Why is the pid not a unique identifier in the biol dataset?¶
The biography questionnaire should actually only be completed once by each respondent in the first year of participation. In this respect, it would be logical if each pid only appeared once in the biol data set. However, this is not the case. Some pids appear more than once, which is why the syear variable is necessary to uniquely identify the cases. For two main reasons, there are exceptions to the rule mentioned at the beginning, which lead to this circumstance. The following exceptions are possible:
Respondents do not complete the questionnaire in the first year
As respondents can quit the survey at any time, it is possible that the biography questionnaire is completed in the subsequent years. This has no direct influence on the data, apart from the fact that the information will be found in a different syear. It is also possible that the biography questionnaire is never completed. In this case, the respective individuals are not present in the biol dataset.
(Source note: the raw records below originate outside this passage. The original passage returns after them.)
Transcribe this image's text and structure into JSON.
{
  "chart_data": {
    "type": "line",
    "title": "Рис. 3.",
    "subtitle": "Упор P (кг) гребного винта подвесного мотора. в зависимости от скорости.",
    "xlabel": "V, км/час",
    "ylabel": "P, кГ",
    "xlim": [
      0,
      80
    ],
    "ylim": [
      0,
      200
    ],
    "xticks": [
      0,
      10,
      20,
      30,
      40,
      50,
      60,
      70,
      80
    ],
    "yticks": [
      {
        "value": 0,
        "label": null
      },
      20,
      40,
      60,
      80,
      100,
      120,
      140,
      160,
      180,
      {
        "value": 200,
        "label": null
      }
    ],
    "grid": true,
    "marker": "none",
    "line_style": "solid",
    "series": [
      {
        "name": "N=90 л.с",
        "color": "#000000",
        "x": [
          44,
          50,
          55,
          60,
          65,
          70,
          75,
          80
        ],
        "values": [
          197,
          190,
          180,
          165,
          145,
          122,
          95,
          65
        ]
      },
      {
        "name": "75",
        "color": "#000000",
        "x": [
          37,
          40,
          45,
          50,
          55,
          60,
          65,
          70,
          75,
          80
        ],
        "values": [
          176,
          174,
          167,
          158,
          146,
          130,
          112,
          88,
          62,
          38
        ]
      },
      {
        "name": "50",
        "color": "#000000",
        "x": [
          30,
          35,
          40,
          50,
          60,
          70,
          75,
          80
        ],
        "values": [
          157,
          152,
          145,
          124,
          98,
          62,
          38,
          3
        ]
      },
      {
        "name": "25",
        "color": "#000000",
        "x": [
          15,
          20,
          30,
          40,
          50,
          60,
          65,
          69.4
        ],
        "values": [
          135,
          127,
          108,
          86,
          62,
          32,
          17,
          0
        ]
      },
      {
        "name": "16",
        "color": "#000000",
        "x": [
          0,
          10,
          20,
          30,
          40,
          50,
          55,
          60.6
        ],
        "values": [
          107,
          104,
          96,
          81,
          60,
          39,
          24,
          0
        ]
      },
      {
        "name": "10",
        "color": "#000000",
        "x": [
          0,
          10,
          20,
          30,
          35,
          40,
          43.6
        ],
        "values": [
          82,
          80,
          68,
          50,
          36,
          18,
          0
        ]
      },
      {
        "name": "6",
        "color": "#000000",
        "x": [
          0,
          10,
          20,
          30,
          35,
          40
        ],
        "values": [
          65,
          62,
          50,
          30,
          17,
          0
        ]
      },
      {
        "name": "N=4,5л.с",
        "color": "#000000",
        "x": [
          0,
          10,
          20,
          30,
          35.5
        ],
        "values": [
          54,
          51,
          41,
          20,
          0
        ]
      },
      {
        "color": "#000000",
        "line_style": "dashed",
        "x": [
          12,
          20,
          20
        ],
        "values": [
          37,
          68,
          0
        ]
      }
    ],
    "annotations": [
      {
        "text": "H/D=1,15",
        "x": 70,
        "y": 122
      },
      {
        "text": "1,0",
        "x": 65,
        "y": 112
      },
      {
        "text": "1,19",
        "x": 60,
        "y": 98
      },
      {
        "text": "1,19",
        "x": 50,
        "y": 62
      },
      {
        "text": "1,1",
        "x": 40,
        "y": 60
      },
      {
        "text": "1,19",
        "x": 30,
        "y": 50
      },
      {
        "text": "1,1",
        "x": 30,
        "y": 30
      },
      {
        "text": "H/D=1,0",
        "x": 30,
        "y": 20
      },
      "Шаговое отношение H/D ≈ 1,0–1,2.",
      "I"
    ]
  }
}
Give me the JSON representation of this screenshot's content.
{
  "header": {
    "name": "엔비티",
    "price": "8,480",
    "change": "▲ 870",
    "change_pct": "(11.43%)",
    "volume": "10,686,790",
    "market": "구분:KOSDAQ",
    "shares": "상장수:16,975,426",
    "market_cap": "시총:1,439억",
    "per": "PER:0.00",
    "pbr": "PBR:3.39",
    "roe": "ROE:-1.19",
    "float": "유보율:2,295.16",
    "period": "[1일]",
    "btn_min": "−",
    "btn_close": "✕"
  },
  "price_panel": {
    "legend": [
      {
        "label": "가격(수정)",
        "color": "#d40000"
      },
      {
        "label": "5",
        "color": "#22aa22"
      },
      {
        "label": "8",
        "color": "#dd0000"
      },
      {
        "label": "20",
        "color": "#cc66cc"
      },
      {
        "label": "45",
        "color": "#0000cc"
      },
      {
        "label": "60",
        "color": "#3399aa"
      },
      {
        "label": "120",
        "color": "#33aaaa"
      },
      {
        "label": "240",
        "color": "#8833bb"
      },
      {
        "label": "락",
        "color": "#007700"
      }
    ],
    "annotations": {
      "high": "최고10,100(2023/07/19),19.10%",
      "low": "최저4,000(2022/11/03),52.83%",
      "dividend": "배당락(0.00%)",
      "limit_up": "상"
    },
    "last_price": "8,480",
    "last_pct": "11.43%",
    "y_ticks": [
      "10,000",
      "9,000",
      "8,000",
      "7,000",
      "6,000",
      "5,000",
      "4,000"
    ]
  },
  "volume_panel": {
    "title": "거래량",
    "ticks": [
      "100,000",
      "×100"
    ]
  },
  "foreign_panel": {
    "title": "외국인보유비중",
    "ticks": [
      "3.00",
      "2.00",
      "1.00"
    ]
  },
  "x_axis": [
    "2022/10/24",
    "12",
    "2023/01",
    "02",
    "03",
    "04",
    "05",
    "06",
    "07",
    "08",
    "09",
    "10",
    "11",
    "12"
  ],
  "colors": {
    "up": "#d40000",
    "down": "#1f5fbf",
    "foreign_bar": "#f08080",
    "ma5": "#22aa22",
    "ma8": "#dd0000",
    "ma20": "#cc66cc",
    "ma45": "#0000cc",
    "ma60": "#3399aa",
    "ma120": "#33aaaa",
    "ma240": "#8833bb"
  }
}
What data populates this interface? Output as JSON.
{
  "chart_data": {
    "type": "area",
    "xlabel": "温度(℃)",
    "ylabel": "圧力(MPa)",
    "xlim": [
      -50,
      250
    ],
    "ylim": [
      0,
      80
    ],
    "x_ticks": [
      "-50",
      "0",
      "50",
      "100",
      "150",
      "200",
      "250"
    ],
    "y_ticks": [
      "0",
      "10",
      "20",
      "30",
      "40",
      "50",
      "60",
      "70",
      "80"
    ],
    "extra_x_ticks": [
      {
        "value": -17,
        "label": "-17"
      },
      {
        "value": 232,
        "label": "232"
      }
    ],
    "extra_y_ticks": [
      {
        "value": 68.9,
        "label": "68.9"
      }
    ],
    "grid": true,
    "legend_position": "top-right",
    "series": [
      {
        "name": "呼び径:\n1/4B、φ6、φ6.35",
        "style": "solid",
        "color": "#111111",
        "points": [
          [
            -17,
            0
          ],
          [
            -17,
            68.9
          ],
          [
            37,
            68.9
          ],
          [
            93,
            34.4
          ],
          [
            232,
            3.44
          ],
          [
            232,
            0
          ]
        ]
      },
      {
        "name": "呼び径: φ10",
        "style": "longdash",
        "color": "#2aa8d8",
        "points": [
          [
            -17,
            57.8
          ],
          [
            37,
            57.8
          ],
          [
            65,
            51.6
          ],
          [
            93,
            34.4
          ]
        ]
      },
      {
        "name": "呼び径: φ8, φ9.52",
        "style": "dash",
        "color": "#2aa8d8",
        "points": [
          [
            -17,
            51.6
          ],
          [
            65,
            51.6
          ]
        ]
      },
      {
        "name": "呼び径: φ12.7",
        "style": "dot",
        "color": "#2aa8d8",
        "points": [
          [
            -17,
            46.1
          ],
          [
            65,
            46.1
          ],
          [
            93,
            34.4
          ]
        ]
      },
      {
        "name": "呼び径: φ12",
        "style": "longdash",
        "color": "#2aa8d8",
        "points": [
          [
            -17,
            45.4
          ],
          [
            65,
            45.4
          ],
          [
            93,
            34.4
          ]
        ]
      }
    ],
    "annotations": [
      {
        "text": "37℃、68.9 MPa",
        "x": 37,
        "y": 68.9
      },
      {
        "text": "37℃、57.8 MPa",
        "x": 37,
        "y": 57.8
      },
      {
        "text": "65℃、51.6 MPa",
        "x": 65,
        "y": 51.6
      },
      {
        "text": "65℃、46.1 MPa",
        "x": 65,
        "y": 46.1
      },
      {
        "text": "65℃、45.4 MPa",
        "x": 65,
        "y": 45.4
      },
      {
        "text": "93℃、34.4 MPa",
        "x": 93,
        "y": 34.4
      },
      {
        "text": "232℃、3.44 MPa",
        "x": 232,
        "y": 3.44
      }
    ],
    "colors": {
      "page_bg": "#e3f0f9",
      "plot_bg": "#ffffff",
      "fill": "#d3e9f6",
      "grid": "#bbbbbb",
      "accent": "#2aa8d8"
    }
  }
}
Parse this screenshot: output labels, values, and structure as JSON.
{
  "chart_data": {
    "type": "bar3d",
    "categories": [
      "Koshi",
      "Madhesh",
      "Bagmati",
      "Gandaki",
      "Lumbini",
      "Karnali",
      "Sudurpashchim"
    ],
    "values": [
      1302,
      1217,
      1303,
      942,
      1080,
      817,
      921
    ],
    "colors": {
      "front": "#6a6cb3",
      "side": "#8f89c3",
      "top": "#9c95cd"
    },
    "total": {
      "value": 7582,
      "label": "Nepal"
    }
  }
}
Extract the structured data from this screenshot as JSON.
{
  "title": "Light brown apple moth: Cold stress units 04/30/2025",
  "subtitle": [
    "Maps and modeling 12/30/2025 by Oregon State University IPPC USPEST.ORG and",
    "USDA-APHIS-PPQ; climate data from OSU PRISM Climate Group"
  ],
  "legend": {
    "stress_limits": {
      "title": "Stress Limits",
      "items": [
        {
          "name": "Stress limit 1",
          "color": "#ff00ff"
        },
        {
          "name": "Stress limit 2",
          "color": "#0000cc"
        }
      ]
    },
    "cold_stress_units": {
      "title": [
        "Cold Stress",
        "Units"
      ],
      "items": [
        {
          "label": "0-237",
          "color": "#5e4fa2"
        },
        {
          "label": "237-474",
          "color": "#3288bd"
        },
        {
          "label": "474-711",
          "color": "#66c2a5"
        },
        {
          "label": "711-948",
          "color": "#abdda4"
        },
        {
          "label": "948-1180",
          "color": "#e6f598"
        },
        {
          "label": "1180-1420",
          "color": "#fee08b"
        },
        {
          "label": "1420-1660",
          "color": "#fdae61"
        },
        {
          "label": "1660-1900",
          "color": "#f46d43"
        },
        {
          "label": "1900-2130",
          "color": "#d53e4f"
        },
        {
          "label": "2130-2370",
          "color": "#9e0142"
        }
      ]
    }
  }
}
Respondents complete the questionnaire several times
Like other questionnaires, the biographical questionnaire is subject to change. As a result, it may be necessary to collect certain information again or for the first time (e.g. to filter other questions). In this case, parts of the questionnaire are shown to the respondents again. To ensure that these collected data can also be used, they are then included in the biol data set.
Otherwise, incorrect preloads or assignments of identifiers may result in a person accidentally answering the entire biographical questionnaire again. This data is also saved in the biol data set in order to make it officially available. It is important to note that not all of the responses must be identical to the first ones. It may be advisable to check any affected cases and variables and use them appropriately in analyses.